Il prezzo del gas naturale reagirà anche al rapporto sullo stoccaggio EIA previsto per il rilascio giovedì. Secondo l’agenzia, la quantità di gas stoccato sotterraneo era a 3.170 miliardi di piedi cubi (BCF) per la settimana terminata il 24 settembre. La cifra rappresenta un aumento di 88 Bcf rispetto alla lettura della settimana precedente. In particolare, l’inventario è inferiore del 15,4% rispetto all’importo registrato nell’ultimo anno durante un periodo simile. È anche del 6,3% inferiore alla media quinquennale di 3.383 Bcf.

I dati arrivano un giorno dopo che i dati sull’inventario del petrolio greggio della stessa agenzia hanno mostrato una crescita inaspettata. L’aumento registrato di 2,346 milioni di barili è inferiore ai 4,578 milioni della settimana precedente. Tuttavia, gli analisti si aspettavano un pareggio di 418.000 barili. Sebbene il prezzo del petrolio sia sceso in reazione ai dati, rimane al di sopra del livello cruciale di 80 dollari al barile.
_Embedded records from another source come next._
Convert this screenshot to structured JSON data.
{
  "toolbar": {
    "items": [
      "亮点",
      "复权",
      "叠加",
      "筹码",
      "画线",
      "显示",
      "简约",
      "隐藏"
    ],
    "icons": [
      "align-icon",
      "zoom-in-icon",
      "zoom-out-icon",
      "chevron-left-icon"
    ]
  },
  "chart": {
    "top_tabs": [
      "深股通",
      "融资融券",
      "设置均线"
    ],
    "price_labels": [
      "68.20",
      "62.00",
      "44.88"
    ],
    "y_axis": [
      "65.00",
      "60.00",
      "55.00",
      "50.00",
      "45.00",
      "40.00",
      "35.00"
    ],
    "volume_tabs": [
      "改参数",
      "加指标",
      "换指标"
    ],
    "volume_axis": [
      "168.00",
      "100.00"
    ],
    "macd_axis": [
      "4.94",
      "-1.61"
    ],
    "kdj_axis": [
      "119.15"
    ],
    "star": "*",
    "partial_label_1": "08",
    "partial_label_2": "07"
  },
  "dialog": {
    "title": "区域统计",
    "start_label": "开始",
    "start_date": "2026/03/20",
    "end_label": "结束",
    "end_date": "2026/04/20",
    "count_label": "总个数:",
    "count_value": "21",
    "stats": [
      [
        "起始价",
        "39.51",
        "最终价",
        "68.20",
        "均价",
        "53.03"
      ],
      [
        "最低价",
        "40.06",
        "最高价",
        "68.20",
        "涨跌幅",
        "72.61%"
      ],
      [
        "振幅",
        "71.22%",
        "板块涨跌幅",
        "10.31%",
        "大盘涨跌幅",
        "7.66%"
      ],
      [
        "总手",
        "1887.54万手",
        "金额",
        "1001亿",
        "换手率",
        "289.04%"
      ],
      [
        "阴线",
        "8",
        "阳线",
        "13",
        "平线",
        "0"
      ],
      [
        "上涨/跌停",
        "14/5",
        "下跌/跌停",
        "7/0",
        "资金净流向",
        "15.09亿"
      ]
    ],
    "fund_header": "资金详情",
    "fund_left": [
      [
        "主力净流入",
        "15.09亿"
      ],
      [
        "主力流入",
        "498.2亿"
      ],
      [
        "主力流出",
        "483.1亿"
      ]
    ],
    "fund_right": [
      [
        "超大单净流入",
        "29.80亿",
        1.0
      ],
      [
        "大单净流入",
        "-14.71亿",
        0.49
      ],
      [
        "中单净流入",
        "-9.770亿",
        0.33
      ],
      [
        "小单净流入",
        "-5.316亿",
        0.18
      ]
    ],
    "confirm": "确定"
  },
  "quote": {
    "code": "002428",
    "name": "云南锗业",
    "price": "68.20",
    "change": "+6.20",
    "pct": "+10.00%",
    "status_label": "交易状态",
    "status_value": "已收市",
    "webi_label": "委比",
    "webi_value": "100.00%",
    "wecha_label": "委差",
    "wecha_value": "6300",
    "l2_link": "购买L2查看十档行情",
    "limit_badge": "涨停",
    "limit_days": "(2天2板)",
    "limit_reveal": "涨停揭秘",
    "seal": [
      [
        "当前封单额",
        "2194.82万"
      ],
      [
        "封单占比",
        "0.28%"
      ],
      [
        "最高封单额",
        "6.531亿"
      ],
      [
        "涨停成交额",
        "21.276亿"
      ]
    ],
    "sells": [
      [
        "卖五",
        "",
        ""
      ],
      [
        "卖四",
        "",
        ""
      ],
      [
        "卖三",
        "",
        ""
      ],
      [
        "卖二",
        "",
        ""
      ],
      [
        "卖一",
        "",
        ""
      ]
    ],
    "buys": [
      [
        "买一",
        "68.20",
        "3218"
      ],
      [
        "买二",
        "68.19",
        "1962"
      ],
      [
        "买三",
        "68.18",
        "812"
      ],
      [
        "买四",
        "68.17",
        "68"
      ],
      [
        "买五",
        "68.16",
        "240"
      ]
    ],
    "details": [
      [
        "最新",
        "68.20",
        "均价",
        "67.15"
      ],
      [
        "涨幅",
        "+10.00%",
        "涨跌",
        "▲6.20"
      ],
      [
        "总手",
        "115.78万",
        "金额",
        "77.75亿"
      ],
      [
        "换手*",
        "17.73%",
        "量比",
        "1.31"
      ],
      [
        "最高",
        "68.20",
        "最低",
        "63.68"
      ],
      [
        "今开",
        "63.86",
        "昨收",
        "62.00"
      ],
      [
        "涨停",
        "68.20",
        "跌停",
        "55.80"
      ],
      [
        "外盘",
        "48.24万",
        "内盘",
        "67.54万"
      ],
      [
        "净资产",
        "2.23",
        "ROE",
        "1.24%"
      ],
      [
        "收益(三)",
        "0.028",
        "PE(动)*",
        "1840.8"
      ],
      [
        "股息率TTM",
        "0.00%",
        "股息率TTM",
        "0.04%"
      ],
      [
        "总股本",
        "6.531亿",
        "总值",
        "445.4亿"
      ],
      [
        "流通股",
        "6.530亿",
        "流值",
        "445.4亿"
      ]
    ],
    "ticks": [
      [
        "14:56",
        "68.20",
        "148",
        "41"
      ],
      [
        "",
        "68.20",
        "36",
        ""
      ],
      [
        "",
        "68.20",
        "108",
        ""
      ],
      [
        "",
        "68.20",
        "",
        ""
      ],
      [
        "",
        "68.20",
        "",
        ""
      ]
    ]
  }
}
Vari esperti, tra cui John Driscoll di JTD, sono dell’opinione che il prezzo del greggio continuerà a salire nell’ultimo trimestre dell’anno in base al suo status di alternativa al gas naturale sottofornito. Anche con un aumento delle scorte di gas naturale, i prezzi rimarranno probabilmente più alti del solito poiché il mercato prevede un inverno più rigido.